Comparing the Awards: Courts vs HRTO
In both Silvera and Presteve, the employer's conduct and the impact on the complainant were very serious. As seen above, in Silvera, the Court awarded $30,000 for the Code infringement and in Presteve, the Court awarded $150,000 to O.P.T and $50,000 to M.P.T. The HRTO's award for M.P.T is only slightly higher than the Court award in Silvera. On the other hand, the HRTO's award for O.P.T is much higher than the Court award in Silvera... or is it?
As previously noted, in addition to damages for Code infringements, Courts can award various types of damages, including aggravated and punitive damages. Courts will not shy away from awarding amounts under those headings of damages if the facts warrant it. Therefore, setting aside the damages for wrongful termination and future lost income, the total damages award in Silvera, inclusive of general damages, aggravated damages, punitive damages and damages for the Code infringement, actually amounts to $155,000.

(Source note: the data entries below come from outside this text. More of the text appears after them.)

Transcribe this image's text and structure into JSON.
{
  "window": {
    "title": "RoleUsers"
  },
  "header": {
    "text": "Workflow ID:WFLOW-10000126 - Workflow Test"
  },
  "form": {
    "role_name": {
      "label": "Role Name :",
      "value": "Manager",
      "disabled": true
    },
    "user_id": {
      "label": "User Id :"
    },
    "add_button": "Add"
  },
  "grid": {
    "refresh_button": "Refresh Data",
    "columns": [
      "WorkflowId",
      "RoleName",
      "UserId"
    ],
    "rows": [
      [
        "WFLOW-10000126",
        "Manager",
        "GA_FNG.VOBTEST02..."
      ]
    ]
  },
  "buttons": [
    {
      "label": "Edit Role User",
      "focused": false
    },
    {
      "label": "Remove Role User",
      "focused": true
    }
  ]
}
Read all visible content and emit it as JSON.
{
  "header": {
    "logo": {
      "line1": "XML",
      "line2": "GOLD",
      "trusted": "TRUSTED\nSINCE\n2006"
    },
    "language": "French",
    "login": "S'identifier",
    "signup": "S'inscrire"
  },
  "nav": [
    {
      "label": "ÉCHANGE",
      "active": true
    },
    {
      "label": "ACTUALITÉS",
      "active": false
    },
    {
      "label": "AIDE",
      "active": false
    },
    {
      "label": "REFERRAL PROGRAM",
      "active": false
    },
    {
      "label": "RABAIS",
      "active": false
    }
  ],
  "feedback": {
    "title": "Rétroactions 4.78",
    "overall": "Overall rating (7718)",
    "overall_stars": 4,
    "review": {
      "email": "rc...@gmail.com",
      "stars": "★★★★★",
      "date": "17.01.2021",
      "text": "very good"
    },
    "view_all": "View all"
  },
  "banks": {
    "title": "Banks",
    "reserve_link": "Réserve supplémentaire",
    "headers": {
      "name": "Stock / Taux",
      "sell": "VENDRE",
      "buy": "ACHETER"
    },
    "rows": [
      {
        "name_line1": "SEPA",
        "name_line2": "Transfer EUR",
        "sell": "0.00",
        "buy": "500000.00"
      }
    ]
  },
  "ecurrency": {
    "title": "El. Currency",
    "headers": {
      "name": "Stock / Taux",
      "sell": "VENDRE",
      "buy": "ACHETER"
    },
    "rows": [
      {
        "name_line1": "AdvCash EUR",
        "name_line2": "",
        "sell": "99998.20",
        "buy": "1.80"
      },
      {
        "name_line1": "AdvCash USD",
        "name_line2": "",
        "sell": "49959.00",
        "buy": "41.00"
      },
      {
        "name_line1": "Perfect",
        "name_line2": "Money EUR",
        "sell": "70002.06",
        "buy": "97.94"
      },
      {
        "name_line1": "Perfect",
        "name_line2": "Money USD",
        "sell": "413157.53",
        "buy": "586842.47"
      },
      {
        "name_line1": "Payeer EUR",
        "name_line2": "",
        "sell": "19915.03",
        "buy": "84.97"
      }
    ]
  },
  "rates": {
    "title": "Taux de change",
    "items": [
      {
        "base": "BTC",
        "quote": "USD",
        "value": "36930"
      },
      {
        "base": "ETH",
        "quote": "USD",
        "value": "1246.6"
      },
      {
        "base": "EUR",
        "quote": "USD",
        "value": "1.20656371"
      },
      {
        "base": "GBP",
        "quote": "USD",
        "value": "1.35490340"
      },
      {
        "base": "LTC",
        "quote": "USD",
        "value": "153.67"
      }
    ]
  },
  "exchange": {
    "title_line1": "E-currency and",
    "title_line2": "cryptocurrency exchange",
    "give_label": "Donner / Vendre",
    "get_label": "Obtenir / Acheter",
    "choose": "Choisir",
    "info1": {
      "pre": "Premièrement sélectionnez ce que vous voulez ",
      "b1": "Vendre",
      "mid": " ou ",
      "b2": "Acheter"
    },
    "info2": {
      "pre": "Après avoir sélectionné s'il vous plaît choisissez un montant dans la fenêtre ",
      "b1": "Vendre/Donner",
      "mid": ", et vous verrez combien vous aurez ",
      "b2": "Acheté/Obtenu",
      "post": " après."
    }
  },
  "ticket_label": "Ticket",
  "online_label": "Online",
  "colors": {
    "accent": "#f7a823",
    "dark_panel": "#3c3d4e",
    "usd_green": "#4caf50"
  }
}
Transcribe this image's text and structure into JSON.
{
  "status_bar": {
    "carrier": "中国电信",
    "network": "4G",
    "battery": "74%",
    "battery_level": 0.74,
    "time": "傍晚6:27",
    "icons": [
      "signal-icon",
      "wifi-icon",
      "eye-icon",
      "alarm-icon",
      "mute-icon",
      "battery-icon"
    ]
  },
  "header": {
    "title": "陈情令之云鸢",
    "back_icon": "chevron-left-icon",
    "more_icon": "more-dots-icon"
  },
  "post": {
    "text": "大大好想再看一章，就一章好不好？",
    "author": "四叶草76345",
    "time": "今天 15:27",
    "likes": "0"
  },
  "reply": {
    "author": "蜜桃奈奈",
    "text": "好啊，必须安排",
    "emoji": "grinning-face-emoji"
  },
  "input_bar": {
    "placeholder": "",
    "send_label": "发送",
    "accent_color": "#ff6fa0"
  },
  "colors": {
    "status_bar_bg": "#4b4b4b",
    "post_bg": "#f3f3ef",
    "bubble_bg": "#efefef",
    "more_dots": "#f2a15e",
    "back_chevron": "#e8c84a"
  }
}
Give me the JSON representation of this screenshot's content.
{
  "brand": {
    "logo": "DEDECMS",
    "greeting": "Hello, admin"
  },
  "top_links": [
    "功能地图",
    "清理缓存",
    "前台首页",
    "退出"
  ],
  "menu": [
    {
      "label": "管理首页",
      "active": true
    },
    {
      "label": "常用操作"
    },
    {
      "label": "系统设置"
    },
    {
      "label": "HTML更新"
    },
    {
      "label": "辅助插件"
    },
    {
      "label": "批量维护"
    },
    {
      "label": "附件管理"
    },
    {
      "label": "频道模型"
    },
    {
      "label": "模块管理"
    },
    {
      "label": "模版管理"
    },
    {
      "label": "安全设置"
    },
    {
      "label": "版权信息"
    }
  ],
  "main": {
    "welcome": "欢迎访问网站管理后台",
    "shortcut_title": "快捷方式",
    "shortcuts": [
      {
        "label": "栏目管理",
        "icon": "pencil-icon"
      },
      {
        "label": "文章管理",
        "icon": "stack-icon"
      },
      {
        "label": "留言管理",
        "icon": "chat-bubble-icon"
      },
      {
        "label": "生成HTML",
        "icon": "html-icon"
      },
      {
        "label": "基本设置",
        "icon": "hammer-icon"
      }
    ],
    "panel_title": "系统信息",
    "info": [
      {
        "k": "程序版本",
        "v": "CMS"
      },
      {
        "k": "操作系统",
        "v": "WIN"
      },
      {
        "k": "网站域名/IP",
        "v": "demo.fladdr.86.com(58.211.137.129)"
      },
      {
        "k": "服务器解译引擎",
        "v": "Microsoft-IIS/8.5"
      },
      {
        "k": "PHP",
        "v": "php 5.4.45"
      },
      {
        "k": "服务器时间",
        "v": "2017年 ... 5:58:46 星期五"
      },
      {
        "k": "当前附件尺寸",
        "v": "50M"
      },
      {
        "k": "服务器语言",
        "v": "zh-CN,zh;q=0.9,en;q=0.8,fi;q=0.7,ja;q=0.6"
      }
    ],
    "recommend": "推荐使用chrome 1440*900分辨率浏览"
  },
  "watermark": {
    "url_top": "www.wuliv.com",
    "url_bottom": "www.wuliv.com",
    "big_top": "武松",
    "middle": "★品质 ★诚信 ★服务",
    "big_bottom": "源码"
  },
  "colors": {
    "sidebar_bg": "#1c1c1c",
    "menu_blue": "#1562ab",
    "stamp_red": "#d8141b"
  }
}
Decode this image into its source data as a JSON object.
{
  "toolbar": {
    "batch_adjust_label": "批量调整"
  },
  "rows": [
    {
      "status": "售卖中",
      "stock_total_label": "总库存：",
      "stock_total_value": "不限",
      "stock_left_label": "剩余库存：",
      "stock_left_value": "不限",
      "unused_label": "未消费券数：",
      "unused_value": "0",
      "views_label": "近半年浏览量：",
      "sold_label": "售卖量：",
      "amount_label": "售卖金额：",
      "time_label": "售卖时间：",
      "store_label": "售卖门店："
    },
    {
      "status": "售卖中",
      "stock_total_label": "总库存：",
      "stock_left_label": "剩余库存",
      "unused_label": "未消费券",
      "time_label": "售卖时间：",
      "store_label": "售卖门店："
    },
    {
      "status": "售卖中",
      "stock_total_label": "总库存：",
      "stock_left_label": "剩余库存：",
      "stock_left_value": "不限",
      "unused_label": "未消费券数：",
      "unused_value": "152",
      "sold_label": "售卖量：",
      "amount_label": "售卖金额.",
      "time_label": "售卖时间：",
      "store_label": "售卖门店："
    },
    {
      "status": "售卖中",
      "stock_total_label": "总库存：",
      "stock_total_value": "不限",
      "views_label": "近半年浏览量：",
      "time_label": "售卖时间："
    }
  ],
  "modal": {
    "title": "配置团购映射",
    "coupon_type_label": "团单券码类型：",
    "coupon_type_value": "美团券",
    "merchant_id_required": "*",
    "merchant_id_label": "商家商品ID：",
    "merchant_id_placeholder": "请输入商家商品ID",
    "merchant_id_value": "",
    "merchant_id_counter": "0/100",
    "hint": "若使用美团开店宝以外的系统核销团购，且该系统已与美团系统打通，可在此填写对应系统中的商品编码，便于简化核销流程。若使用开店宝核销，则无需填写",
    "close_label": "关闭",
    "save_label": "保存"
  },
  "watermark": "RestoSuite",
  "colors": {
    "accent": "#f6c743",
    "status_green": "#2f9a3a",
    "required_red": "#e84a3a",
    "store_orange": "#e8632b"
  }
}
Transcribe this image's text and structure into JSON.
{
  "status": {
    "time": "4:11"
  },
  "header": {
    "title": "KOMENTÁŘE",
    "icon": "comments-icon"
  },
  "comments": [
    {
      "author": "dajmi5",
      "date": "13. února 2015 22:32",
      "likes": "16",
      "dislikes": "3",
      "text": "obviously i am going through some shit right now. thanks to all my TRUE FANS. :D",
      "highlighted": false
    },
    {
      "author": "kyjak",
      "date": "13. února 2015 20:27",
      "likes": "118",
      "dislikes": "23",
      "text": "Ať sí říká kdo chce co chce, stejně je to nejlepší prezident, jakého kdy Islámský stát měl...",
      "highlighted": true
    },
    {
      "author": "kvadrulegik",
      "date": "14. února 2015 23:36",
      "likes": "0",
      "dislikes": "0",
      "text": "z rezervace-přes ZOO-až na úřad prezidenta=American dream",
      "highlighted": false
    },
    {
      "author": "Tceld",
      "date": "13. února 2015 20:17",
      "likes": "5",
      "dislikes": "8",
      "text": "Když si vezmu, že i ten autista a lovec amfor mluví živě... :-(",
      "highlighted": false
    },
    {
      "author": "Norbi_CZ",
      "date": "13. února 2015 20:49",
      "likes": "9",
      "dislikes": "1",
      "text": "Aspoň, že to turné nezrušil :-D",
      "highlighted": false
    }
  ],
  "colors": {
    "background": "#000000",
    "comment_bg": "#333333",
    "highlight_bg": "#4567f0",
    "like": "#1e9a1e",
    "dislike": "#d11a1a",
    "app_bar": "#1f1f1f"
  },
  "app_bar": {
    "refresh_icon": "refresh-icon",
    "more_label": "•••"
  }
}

The HRTO does not have jurisdiction to award damages that are punitive in nature. Given the HRTO's inability to award damages that are punitive in nature, does the HRTO compensate for this by awarding higher damages awards for compensation for injury to dignity, feelings and self-respect? Time will tell. However, it is important to remember that a comparison between the cases will largely depend on the significance of the facts and the nature of the rights infringed. Court decisions may sometimes appear to be higher given the different types of damages a Court can award, as well as costs! But generally, Ontario Court cases and HRTO decisions appear to be somewhat consistent and comparable with respect to the amounts awarded for Code infringements. And we do know that Ontario Courts refer to HRTO decisions in determining the seriousness of the breaches and the amount to be awarded for compensation for injury to dignity, feelings and self-respect.